Он взглянул мимо Блейка и Кэкстона и сказал:

— А вот и ваш друг.

— Ну что, привет, ребята, — сказал Ренфрю весело из дверей, затем кисло. — Ну не болваны ли мы?

О происшедшем затем событии Кэкстон впоследствии вспоминал со стыдом. Поездка была уже слишком, он сказал себе: «Господи, я ведь не железный… И вдобавок это неожиданное возвращение к здравомыслию того, кто еще несколько минут назад заговаривался — кого бы это не вывело из равновесия?»

Какова бы ни была причина, толкнувшая его вперед, первым рядом с Ренфрю оказался он. И он же обвил его руками и с полными глазами слез обнял его.

Наконец он понял, что происходит, он отступил и, с запозданием попытавшись обратить все в шутку, сказал:

— А сейчас хочу дать в челюсть этому парню за его слова.

Но когда он повернулся, Касселехата уже не было.

В ту ночь, лежа на своей койке, Кэкстон не мог уснуть. Сначала он объяснил себе, что это возбуждение… Но вдруг он понял, что беспокоило его.

Я думаю не о том. Какая разница, кто попал на Альфу Центавра первым? Ренфрю все спутал. Цель-то наша не эта — добраться сюда перед кем-либо с Земли… Что интересно, Ренфрю и он — мотив Блейка все еще был не известен Кэкстону — отправились в будущее, чтобы заполучить бессмертие для себя. Чего за это время добились другие, для них было не важно. То, что человечество сотворило за пятьсот лет, было великолепно. Но какую пользу несло это всем людям, которые находились в могилах?

Кэкстон сел в кровати, намереваясь броситься и объяснить все это Ренфрю и Блейку. Он быстро улегся назад. Ведь он никогда, как до него дошло, и намека не давал другим относительно своих настоящих мотивов этого путешествия.

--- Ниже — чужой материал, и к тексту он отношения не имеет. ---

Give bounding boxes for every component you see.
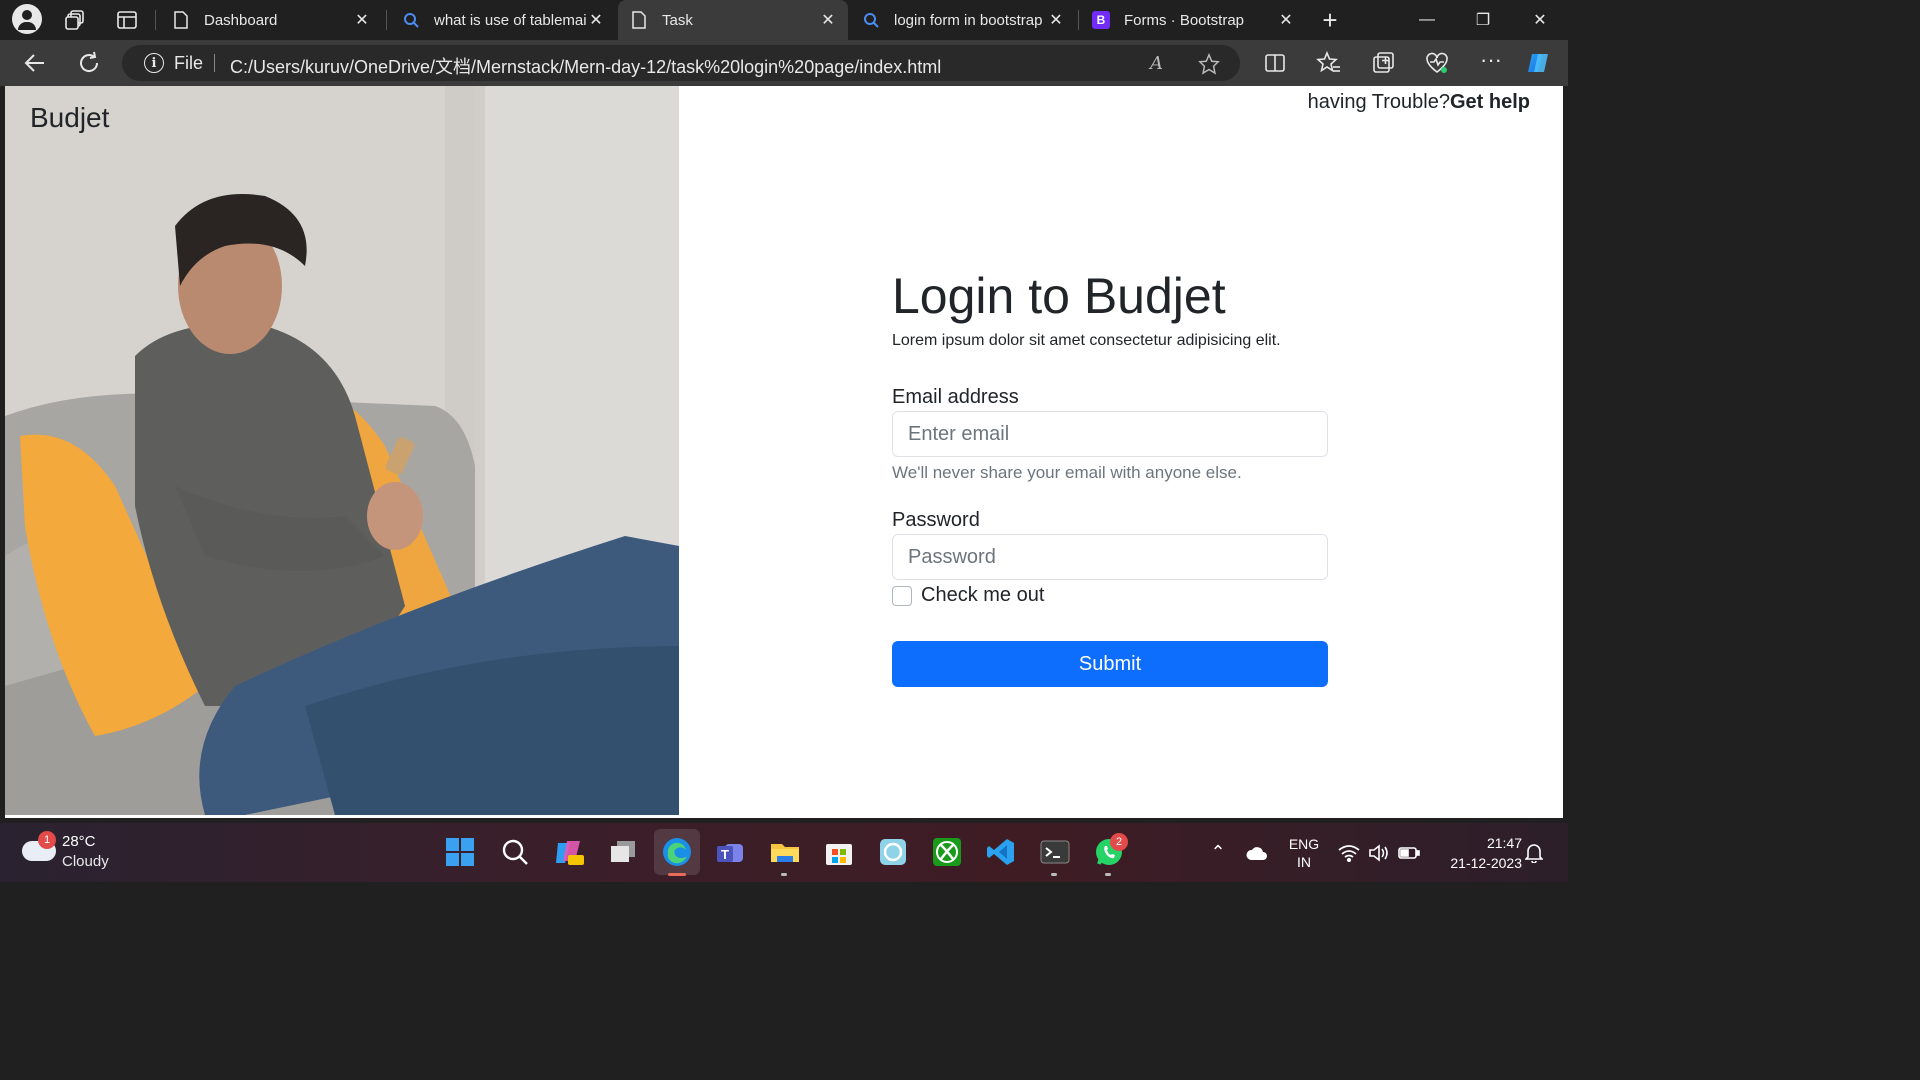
tab-title: Forms · Bootstrap [1124,11,1245,29]
more-options-icon[interactable]: ··· [1478,49,1504,76]
page-subtitle: Lorem ipsum dolor sit amet consectetur a… [892,332,1281,349]
submit-button[interactable]: Submit [892,641,1328,687]
close-tab-icon[interactable]: ✕ [352,10,372,30]
notification-bell-icon[interactable] [1522,823,1546,882]
battery-icon[interactable] [1396,823,1422,882]
back-arrow-icon[interactable] [22,50,48,76]
xbox-icon[interactable] [930,835,964,869]
onedrive-cloud-icon[interactable] [1243,823,1271,882]
tab-search-tablemain[interactable]: what is use of tablemain ✕ [390,0,616,40]
system-clock[interactable]: 21:47 21-12-2023 [1450,833,1522,873]
hero-photo: Budjet [5,86,679,815]
help-text: having Trouble?Get help [1308,91,1530,114]
email-field[interactable] [892,411,1328,457]
copilot-icon[interactable] [1526,50,1552,76]
close-tab-icon[interactable]: ✕ [1046,10,1066,30]
password-field[interactable] [892,534,1328,580]
weather-temp[interactable]: 28°C [62,833,96,850]
new-tab-icon[interactable]: + [1302,0,1358,40]
browser-toolbar: i File C:/Users/kuruv/OneDrive/文档/Mernst… [0,40,1568,86]
help-prompt: having Trouble? [1307,91,1450,113]
login-form: Login to Budjet Lorem ipsum dolor sit am… [892,266,1328,687]
clock-date: 21-12-2023 [1450,855,1522,871]
remember-checkbox-row[interactable]: Check me out [892,584,1328,607]
tab-dashboard[interactable]: Dashboard ✕ [160,0,382,40]
task-view-icon[interactable] [606,835,640,869]
windows-start-icon[interactable] [443,835,477,869]
address-bar[interactable]: i File C:/Users/kuruv/OneDrive/文档/Mernst… [122,45,1240,81]
weather-condition[interactable]: Cloudy [62,853,109,870]
url-text[interactable]: C:/Users/kuruv/OneDrive/文档/Mernstack/Mer… [230,53,941,79]
close-tab-icon[interactable]: ✕ [818,10,838,30]
favorite-star-icon[interactable] [1198,52,1220,75]
app-icon[interactable] [876,835,910,869]
close-tab-icon[interactable]: ✕ [586,10,606,30]
page-icon [630,11,648,29]
check-me-out-checkbox[interactable] [892,585,912,606]
tab-title: what is use of tablemain [434,11,586,29]
close-window-icon[interactable]: ✕ [1512,0,1568,40]
collections-icon[interactable] [1370,50,1396,76]
tab-strip: Dashboard ✕ what is use of tablemain ✕ T… [0,0,1568,40]
search-icon [862,11,880,29]
language-indicator[interactable]: ENG IN [1284,823,1324,882]
brand-logo[interactable]: Budjet [30,102,109,134]
whatsapp-badge: 2 [1110,833,1128,851]
tab-search-login-form[interactable]: login form in bootstrap ✕ [850,0,1076,40]
tab-title: login form in bootstrap [894,11,1043,29]
minimize-icon[interactable]: — [1399,0,1455,40]
refresh-icon[interactable] [76,50,102,76]
bootstrap-logo: B [1092,11,1110,29]
scheme-label: File [174,53,204,73]
browser-essentials-icon[interactable] [1424,50,1450,76]
search-icon [402,11,420,29]
vertical-tabs-icon[interactable] [115,8,139,32]
search-icon[interactable] [498,835,532,869]
terminal-icon[interactable] [1038,835,1072,869]
tab-title: Task [662,11,693,29]
tab-task[interactable]: Task ✕ [618,0,848,40]
microsoft-store-icon[interactable] [822,835,856,869]
email-hint: We'll never share your email with anyone… [892,463,1242,482]
email-label: Email address [892,386,1019,408]
workspaces-icon[interactable] [64,8,88,32]
teams-icon[interactable]: T [714,835,748,869]
favorites-icon[interactable] [1316,50,1342,76]
region-code: IN [1297,853,1311,870]
get-help-link[interactable]: Get help [1450,91,1530,113]
restore-icon[interactable]: ❐ [1455,0,1511,40]
info-icon[interactable]: i [144,53,164,73]
page-icon [172,11,190,29]
profile-avatar[interactable] [12,4,42,34]
page-title: Login to Budjet [892,268,1226,324]
edge-browser-icon[interactable] [654,829,700,875]
read-aloud-icon[interactable]: A [1150,53,1172,75]
file-explorer-icon[interactable] [768,835,802,869]
wifi-icon[interactable] [1336,823,1362,882]
chevron-up-icon[interactable]: ⌃ [1206,823,1230,882]
clock-time: 21:47 [1486,835,1522,851]
close-tab-icon[interactable]: ✕ [1276,10,1296,30]
weather-badge: 1 [38,831,56,849]
checkbox-label[interactable]: Check me out [921,584,1044,607]
copilot-pre-icon[interactable] [552,835,586,869]
svg-text:T: T [721,847,729,862]
bootstrap-icon: B [1092,11,1110,29]
volume-icon[interactable] [1366,823,1392,882]
split-screen-icon[interactable] [1262,50,1288,76]
page-viewport: Budjet having Trouble?Get help Login to … [5,86,1563,818]
tab-forms-bootstrap[interactable]: B Forms · Bootstrap ✕ [1080,0,1306,40]
tab-title: Dashboard [204,11,278,29]
lang-code: ENG [1288,835,1320,852]
password-label: Password [892,509,980,531]
windows-taskbar: 1 28°C Cloudy T 2 ⌃ ENG IN 21:47 21-12-2… [0,823,1568,882]
vscode-icon[interactable] [984,835,1018,869]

Глупо открываться на этой поздней стадии. Лучше — как это он всегда и делал — держать свои мысли при себе.

У него была та же самая проблема, что и тогда, во Дворце Бессмертия. По-видимому, все эти миллионы людей будут так же спасены Обладателями, в том смысле, что их заберут в четырнадцатилетнем возрасте, или около этого, и направят в более долгую жизнь в мир других вероятностей.

Как и тогда, Кэкстон раздраженно откинул такое решение, как бессмысленное. Придя к этому выводу, он смог наконец заснуть спокойно.